Brisbane is a sprawling city based around a bend in the river so we spent a lot of time crossing and re crossing rivers to get anywhere. We did catch a river bus to a free comedy evening (about the only thing that we have found in this whole country that is free or even cheap!).
We picked up the campervan and drove in a general north direction and found ourselves in Noosa, a very pretty little town with a great beach.
The following day we drove further north to a sh it hole called Tin Pan Alley whose only redeeming feature is that some wild dolphins visit each morning which we can than feed for free (only 5 dollars a head) I couldn’t work that one out either.
Tin Pan Alley was a terrible dump populated by very strange but pleasant people, a bit like the rest of Oz really, however we drove to a very small town called Baraga which was very similar to what I imagine the bible belt in the states to be. A most scary place inhabited by nutters.
After a scary night we decided to run to the tropical north to get away from the scary people and enjoy some sun. How wrong we were, we landed in a place called McKay and the people were just lunatics. They never went to bed and just sat chatting at 5 in the morning. They weren’t still up from the previous evening they had just got up and were sitting on their verandas in pitch black drinking coffee and chatting! Others were driving about throughout the night others were polishing their guns and praying to lord regarding salvation and angels of redemption. I may be exaggerating a little but not very much.
After 26 hours in a campervan we arrived in the north in Airlie beach to beautiful rain cloud, mist and lots of rain.
They have clearly not heard of motorways or dual carriage ways in Oz as the main highway up the highly populated east coast is single carriage way and full of death and destruction. We were slightly delayed by a large truck hitting a small car leading to someone being carried off in a helicopter. I don’t know how but the local news were there before the emergency services!
The amount of road kill was incredible. I have seen so many kangaroos in various states of decomposition it felt like I was in a Vietnam war movie – the horror the horror.

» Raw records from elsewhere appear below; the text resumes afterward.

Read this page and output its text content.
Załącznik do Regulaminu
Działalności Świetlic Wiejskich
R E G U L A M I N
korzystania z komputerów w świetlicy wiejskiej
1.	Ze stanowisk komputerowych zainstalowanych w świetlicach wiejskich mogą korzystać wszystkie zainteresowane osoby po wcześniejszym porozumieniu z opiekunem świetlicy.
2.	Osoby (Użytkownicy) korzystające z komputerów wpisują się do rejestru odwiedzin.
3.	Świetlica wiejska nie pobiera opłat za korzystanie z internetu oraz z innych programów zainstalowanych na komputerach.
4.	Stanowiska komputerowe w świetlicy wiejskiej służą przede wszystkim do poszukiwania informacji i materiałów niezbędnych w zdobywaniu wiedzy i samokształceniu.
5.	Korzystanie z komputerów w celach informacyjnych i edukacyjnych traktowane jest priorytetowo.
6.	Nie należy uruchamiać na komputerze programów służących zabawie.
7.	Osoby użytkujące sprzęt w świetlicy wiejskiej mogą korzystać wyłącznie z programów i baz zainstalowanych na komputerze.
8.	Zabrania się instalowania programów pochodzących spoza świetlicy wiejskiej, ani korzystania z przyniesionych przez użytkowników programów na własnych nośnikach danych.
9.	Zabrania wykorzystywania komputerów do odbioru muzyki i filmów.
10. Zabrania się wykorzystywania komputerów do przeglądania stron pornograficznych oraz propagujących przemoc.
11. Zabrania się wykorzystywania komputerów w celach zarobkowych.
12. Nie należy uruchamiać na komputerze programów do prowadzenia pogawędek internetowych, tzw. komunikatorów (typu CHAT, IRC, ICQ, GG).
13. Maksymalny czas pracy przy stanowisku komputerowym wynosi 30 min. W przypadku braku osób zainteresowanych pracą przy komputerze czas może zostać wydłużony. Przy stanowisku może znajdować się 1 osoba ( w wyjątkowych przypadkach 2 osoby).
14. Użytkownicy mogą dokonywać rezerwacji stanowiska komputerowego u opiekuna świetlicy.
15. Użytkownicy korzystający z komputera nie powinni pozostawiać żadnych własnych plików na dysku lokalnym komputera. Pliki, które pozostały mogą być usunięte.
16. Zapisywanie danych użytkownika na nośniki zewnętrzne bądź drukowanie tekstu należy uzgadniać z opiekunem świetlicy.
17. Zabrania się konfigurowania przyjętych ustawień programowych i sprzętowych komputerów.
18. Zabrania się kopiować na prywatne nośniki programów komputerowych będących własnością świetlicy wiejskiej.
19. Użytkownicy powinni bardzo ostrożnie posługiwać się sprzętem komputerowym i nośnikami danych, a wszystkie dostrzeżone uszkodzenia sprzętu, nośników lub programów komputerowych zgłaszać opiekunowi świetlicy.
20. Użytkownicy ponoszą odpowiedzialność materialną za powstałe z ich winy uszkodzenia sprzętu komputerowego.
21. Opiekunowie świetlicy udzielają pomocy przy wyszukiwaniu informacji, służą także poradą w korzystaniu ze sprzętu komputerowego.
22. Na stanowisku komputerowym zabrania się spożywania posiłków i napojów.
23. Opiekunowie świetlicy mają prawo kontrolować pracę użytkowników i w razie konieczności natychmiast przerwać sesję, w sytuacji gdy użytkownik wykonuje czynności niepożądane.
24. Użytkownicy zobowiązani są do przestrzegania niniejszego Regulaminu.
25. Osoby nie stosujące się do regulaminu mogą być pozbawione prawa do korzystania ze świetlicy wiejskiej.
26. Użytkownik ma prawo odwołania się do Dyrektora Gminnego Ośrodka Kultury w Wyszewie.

The road signs all highlight the dangers of driving whilst tired and how it will kill you. All the truck drivers are injecting amphetamine users with sharps bins in all the (very clean) public loos. Whilst I admire the harm minimisation approach and openish attitude to a serious problem I worry about a truck driver off his head on speed driving 100 tons of truck down a single track road at 80 miles an hour whilst I pootle along in my little campervan on the other side of the road.
At one point one of the roads forgot it was road and just ran out of tarmac! One moment we are driving along a road and the next we aren’t. A little confusing and scary also leading to a detour of an hour to find an actual road.
Other than dead kangaroos we have seen lots of sugarcane and lots of floppy eared cows roaming through woodland. I remember Skippy, the Whirly Birds and The Sullivans and feel I ought to sue the tourist board. I wanted vast plans full of live bouncing kangaroos saving little boys who fell down disused mine shafts.
Having said all this slightly negative stuff we did visit Steve Irwins’ zoo, a bargain at only £130.00 for a family ticket. We saw crocodiles and alligators all devouring lumps of meat accompanied by a jolly Australian man letting us know how deadly the creatures are and we are now terrified to move in case a herd of crocodiles are lying in wait for us around every street corner.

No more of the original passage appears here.